L'Allemagne avait obtenu en 2004, au moment de l'élargissement de l'Union européenne à 10 pays principalement de l'Est, de pouvoir restreindre l'accès à son marché du travail jusqu'en 2011. Alors qu'à l'exception de l'Autriche, les autres pays européens ont levé les restrictions, la première économie de la zone euro invoque le chômage, qui touche encore 3 millions de personnes sur son sol, et les risques de "dumping salarial" dus à sa situation géographique, pour justifier cette prolongation.
Parallèlement à ces restrictions, Berlin a annoncé des mesures pour lutter contre le manque de main d'oeuvre qualifiée qui pénalise son industrie. "L'Allemagne doit se positionner dans la compétition internationale pour attirer les cerveaux", a ainsi indiqué le ministre du Travail, Olaf Scholz.

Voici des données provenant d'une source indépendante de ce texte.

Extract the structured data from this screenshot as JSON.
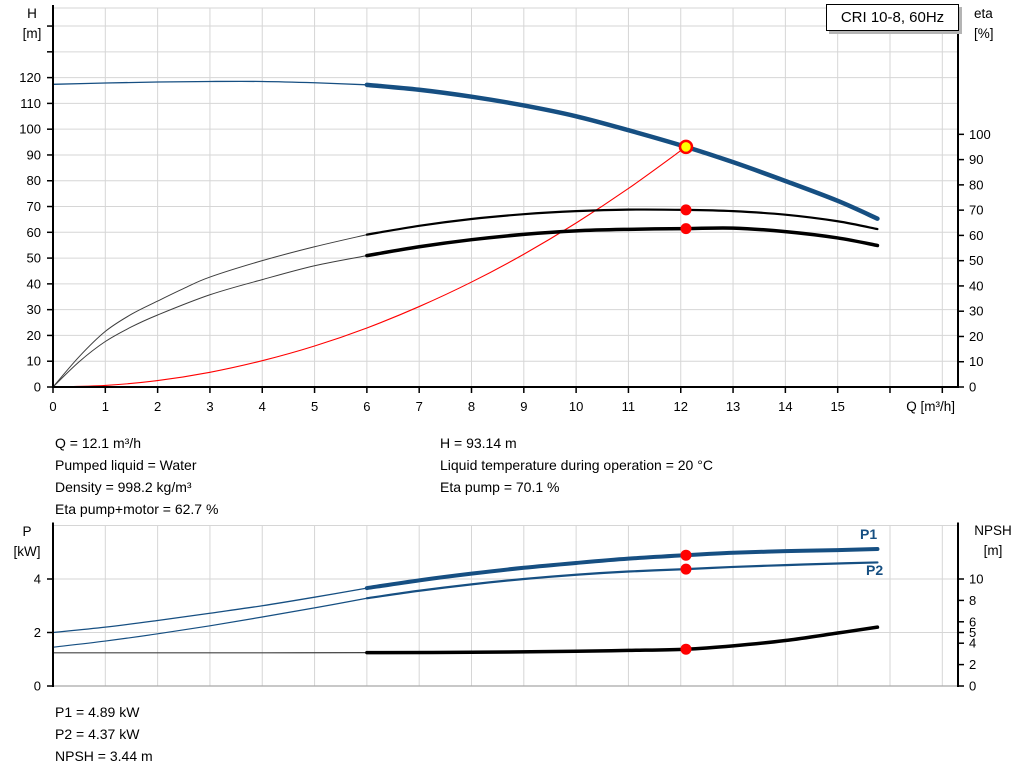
{
  "title_box": "CRI 10-8, 60Hz",
  "colors": {
    "grid": "#d6d6d6",
    "axis": "#000000",
    "light_axis": "#a8a8a8",
    "pump_blue": "#164f82",
    "system_red": "#ff0000",
    "eta_black": "#000000",
    "thin_gray": "#3d3d3d",
    "point_red": "#ff0000",
    "duty_fill": "#ffff00",
    "duty_stroke": "#ff0000"
  },
  "info_top": {
    "left": [
      "Q = 12.1 m³/h",
      "Pumped liquid = Water",
      "Density = 998.2 kg/m³",
      "Eta pump+motor = 62.7 %"
    ],
    "right": [
      "H = 93.14 m",
      "Liquid temperature during operation = 20 °C",
      "Eta pump = 70.1 %"
    ]
  },
  "info_bottom": [
    "P1 = 4.89 kW",
    "P2 = 4.37 kW",
    "NPSH = 3.44 m"
  ],
  "chart_data": [
    {
      "type": "line",
      "name": "qh-eta-chart",
      "title": "CRI 10-8, 60Hz",
      "x_axis": {
        "label": "Q [m³/h]",
        "range": [
          0,
          17.3
        ],
        "tick_values": [
          0,
          1,
          2,
          3,
          4,
          5,
          6,
          7,
          8,
          9,
          10,
          11,
          12,
          13,
          14,
          15,
          16,
          17
        ],
        "tick_labels": [
          "0",
          "1",
          "2",
          "3",
          "4",
          "5",
          "6",
          "7",
          "8",
          "9",
          "10",
          "11",
          "12",
          "13",
          "14",
          "15",
          "",
          ""
        ],
        "grid": [
          1,
          2,
          3,
          4,
          5,
          6,
          7,
          8,
          9,
          10,
          11,
          12,
          13,
          14,
          15,
          16,
          17
        ],
        "show_ticks": true
      },
      "y_left": {
        "label": "H [m]",
        "symbol": "H",
        "unit": "[m]",
        "range": [
          0,
          147
        ],
        "tick_values": [
          0,
          10,
          20,
          30,
          40,
          50,
          60,
          70,
          80,
          90,
          100,
          110,
          120,
          130,
          140
        ],
        "tick_labels": [
          "0",
          "10",
          "20",
          "30",
          "40",
          "50",
          "60",
          "70",
          "80",
          "90",
          "100",
          "110",
          "120",
          "",
          ""
        ],
        "grid": [
          10,
          20,
          30,
          40,
          50,
          60,
          70,
          80,
          90,
          100,
          110,
          120,
          130,
          140
        ]
      },
      "y_right": {
        "label": "eta [%]",
        "symbol": "eta",
        "unit": "[%]",
        "range": [
          0,
          150
        ],
        "tick_values": [
          0,
          10,
          20,
          30,
          40,
          50,
          60,
          70,
          80,
          90,
          100
        ],
        "tick_labels": [
          "0",
          "10",
          "20",
          "30",
          "40",
          "50",
          "60",
          "70",
          "80",
          "90",
          "100"
        ]
      },
      "series": [
        {
          "id": "h-curve-thin",
          "name": "H pump curve (below duty range)",
          "axis": "left",
          "color": "#164f82",
          "width": 1.3,
          "points": [
            [
              0,
              117.4
            ],
            [
              1,
              117.9
            ],
            [
              2,
              118.3
            ],
            [
              3,
              118.5
            ],
            [
              4,
              118.5
            ],
            [
              5,
              118.0
            ],
            [
              6,
              117.2
            ]
          ]
        },
        {
          "id": "h-curve",
          "name": "H pump curve CRI 10-8",
          "axis": "left",
          "color": "#164f82",
          "width": 4.5,
          "points": [
            [
              6,
              117.2
            ],
            [
              7,
              115.3
            ],
            [
              8,
              112.6
            ],
            [
              9,
              109.2
            ],
            [
              10,
              105.0
            ],
            [
              11,
              99.6
            ],
            [
              12.1,
              93.14
            ],
            [
              13,
              87.2
            ],
            [
              14,
              79.9
            ],
            [
              15,
              72.2
            ],
            [
              15.76,
              65.3
            ]
          ]
        },
        {
          "id": "system-curve",
          "name": "system curve",
          "axis": "left",
          "color": "#ff0000",
          "width": 1.1,
          "points": [
            [
              0,
              0
            ],
            [
              1,
              0.6
            ],
            [
              2,
              2.5
            ],
            [
              3,
              5.7
            ],
            [
              4,
              10.2
            ],
            [
              5,
              15.9
            ],
            [
              6,
              22.9
            ],
            [
              7,
              31.2
            ],
            [
              8,
              40.7
            ],
            [
              9,
              51.5
            ],
            [
              10,
              63.6
            ],
            [
              11,
              77.0
            ],
            [
              12.1,
              93.14
            ]
          ]
        },
        {
          "id": "eta-pump-thin",
          "name": "eta pump (below duty range)",
          "axis": "right",
          "color": "#3d3d3d",
          "width": 1,
          "points": [
            [
              0,
              0
            ],
            [
              0.5,
              12
            ],
            [
              1,
              22
            ],
            [
              1.5,
              28.8
            ],
            [
              2,
              34
            ],
            [
              2.5,
              39
            ],
            [
              3,
              43.5
            ],
            [
              4,
              50
            ],
            [
              5,
              55.5
            ],
            [
              6,
              60.3
            ]
          ]
        },
        {
          "id": "eta-pump",
          "name": "eta pump",
          "axis": "right",
          "color": "#000000",
          "width": 2.2,
          "points": [
            [
              6,
              60.3
            ],
            [
              7,
              63.8
            ],
            [
              8,
              66.5
            ],
            [
              9,
              68.4
            ],
            [
              10,
              69.6
            ],
            [
              11,
              70.2
            ],
            [
              12.1,
              70.1
            ],
            [
              13,
              69.6
            ],
            [
              14,
              68.2
            ],
            [
              15,
              65.6
            ],
            [
              15.76,
              62.5
            ]
          ]
        },
        {
          "id": "eta-pump-motor-thin",
          "name": "eta pump+motor (below duty range)",
          "axis": "right",
          "color": "#3d3d3d",
          "width": 1,
          "points": [
            [
              0,
              0
            ],
            [
              0.5,
              10
            ],
            [
              1,
              18
            ],
            [
              1.5,
              23.8
            ],
            [
              2,
              28.5
            ],
            [
              3,
              36.5
            ],
            [
              4,
              42.5
            ],
            [
              5,
              48
            ],
            [
              6,
              52
            ]
          ]
        },
        {
          "id": "eta-pump-motor",
          "name": "eta pump+motor",
          "axis": "right",
          "color": "#000000",
          "width": 3.5,
          "points": [
            [
              6,
              52
            ],
            [
              7,
              55.5
            ],
            [
              8,
              58.3
            ],
            [
              9,
              60.4
            ],
            [
              10,
              61.8
            ],
            [
              11,
              62.4
            ],
            [
              12.1,
              62.7
            ],
            [
              13,
              62.9
            ],
            [
              14,
              61.5
            ],
            [
              15,
              59.0
            ],
            [
              15.76,
              56.0
            ]
          ]
        }
      ],
      "markers": [
        {
          "id": "duty-point",
          "x": 12.1,
          "y": 93.14,
          "axis": "left",
          "style": "duty"
        },
        {
          "id": "eta-pump-point",
          "x": 12.1,
          "y": 70.1,
          "axis": "right",
          "style": "dot"
        },
        {
          "id": "eta-pump-motor-point",
          "x": 12.1,
          "y": 62.7,
          "axis": "right",
          "style": "dot"
        }
      ]
    },
    {
      "type": "line",
      "name": "power-npsh-chart",
      "x_axis": {
        "label": "",
        "range": [
          0,
          17.3
        ],
        "tick_values": [],
        "tick_labels": [],
        "grid": [
          1,
          2,
          3,
          4,
          5,
          6,
          7,
          8,
          9,
          10,
          11,
          12,
          13,
          14,
          15,
          16,
          17
        ],
        "show_ticks": false
      },
      "y_left": {
        "label": "P [kW]",
        "symbol": "P",
        "unit": "[kW]",
        "range": [
          0,
          6
        ],
        "tick_values": [
          0,
          2,
          4
        ],
        "tick_labels": [
          "0",
          "2",
          "4"
        ],
        "grid": [
          2,
          4
        ]
      },
      "y_right": {
        "label": "NPSH [m]",
        "symbol": "NPSH",
        "unit": "[m]",
        "range": [
          0,
          15
        ],
        "tick_values": [
          0,
          2,
          4,
          5,
          6,
          8,
          10
        ],
        "tick_labels": [
          "0",
          "2",
          "4",
          "5",
          "6",
          "8",
          "10"
        ]
      },
      "bottom_axis": "light",
      "annotations": {
        "p1": "P1",
        "p2": "P2"
      },
      "series": [
        {
          "id": "p1-thin",
          "name": "P1 (below duty range)",
          "axis": "left",
          "color": "#164f82",
          "width": 1.3,
          "points": [
            [
              0,
              2.0
            ],
            [
              1,
              2.2
            ],
            [
              2,
              2.45
            ],
            [
              3,
              2.72
            ],
            [
              4,
              3.0
            ],
            [
              5,
              3.32
            ],
            [
              6,
              3.66
            ]
          ]
        },
        {
          "id": "p1",
          "name": "P1 power input",
          "axis": "left",
          "color": "#164f82",
          "width": 4,
          "points": [
            [
              6,
              3.66
            ],
            [
              7,
              3.95
            ],
            [
              8,
              4.2
            ],
            [
              9,
              4.42
            ],
            [
              10,
              4.6
            ],
            [
              11,
              4.76
            ],
            [
              12.1,
              4.89
            ],
            [
              13,
              4.98
            ],
            [
              14,
              5.04
            ],
            [
              15,
              5.08
            ],
            [
              15.76,
              5.12
            ]
          ]
        },
        {
          "id": "p2-thin",
          "name": "P2 (below duty range)",
          "axis": "left",
          "color": "#164f82",
          "width": 1.2,
          "points": [
            [
              0,
              1.45
            ],
            [
              1,
              1.68
            ],
            [
              2,
              1.95
            ],
            [
              3,
              2.25
            ],
            [
              4,
              2.58
            ],
            [
              5,
              2.92
            ],
            [
              6,
              3.28
            ]
          ]
        },
        {
          "id": "p2",
          "name": "P2 shaft power",
          "axis": "left",
          "color": "#164f82",
          "width": 2.2,
          "points": [
            [
              6,
              3.28
            ],
            [
              7,
              3.56
            ],
            [
              8,
              3.8
            ],
            [
              9,
              4.0
            ],
            [
              10,
              4.16
            ],
            [
              11,
              4.28
            ],
            [
              12.1,
              4.37
            ],
            [
              13,
              4.45
            ],
            [
              14,
              4.52
            ],
            [
              15,
              4.58
            ],
            [
              15.76,
              4.62
            ]
          ]
        },
        {
          "id": "npsh-thin",
          "name": "NPSH (below duty range)",
          "axis": "right",
          "color": "#444444",
          "width": 1.2,
          "points": [
            [
              0,
              3.1
            ],
            [
              2,
              3.1
            ],
            [
              4,
              3.1
            ],
            [
              6,
              3.12
            ]
          ]
        },
        {
          "id": "npsh",
          "name": "NPSH",
          "axis": "right",
          "color": "#000000",
          "width": 3.5,
          "points": [
            [
              6,
              3.12
            ],
            [
              8,
              3.15
            ],
            [
              10,
              3.25
            ],
            [
              11,
              3.33
            ],
            [
              12.1,
              3.44
            ],
            [
              13,
              3.75
            ],
            [
              14,
              4.25
            ],
            [
              15,
              4.95
            ],
            [
              15.76,
              5.5
            ]
          ]
        }
      ],
      "markers": [
        {
          "id": "p1-point",
          "x": 12.1,
          "y": 4.89,
          "axis": "left",
          "style": "dot"
        },
        {
          "id": "p2-point",
          "x": 12.1,
          "y": 4.37,
          "axis": "left",
          "style": "dot"
        },
        {
          "id": "npsh-point",
          "x": 12.1,
          "y": 3.44,
          "axis": "right",
          "style": "dot"
        }
      ]
    }
  ]
}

Le gouvernement allemand a donc décidé d'assouplir les règles pour les travailleurs qualifiés désireux d'immigrer. En particulier, il va baisser à compter du 1er janvier le plafond de revenu minimum exigé pour les immigrants qualifiés, à 63.600 euros par an contre 86.400 avant.
Par ailleurs les diplômés venus de l'Union européenne, pays de l'Est compris, n'auront plus besoin de prouver, comme c'est le cas aujourd'hui, qu'ils ne prennent pas la place d'un chômeur allemand.
Pour mieux cerner les besoins, le ministère du Travail veut mettre en place un indice mesurant régulièrement les attentes des entreprises en termes de main d'oeuvre.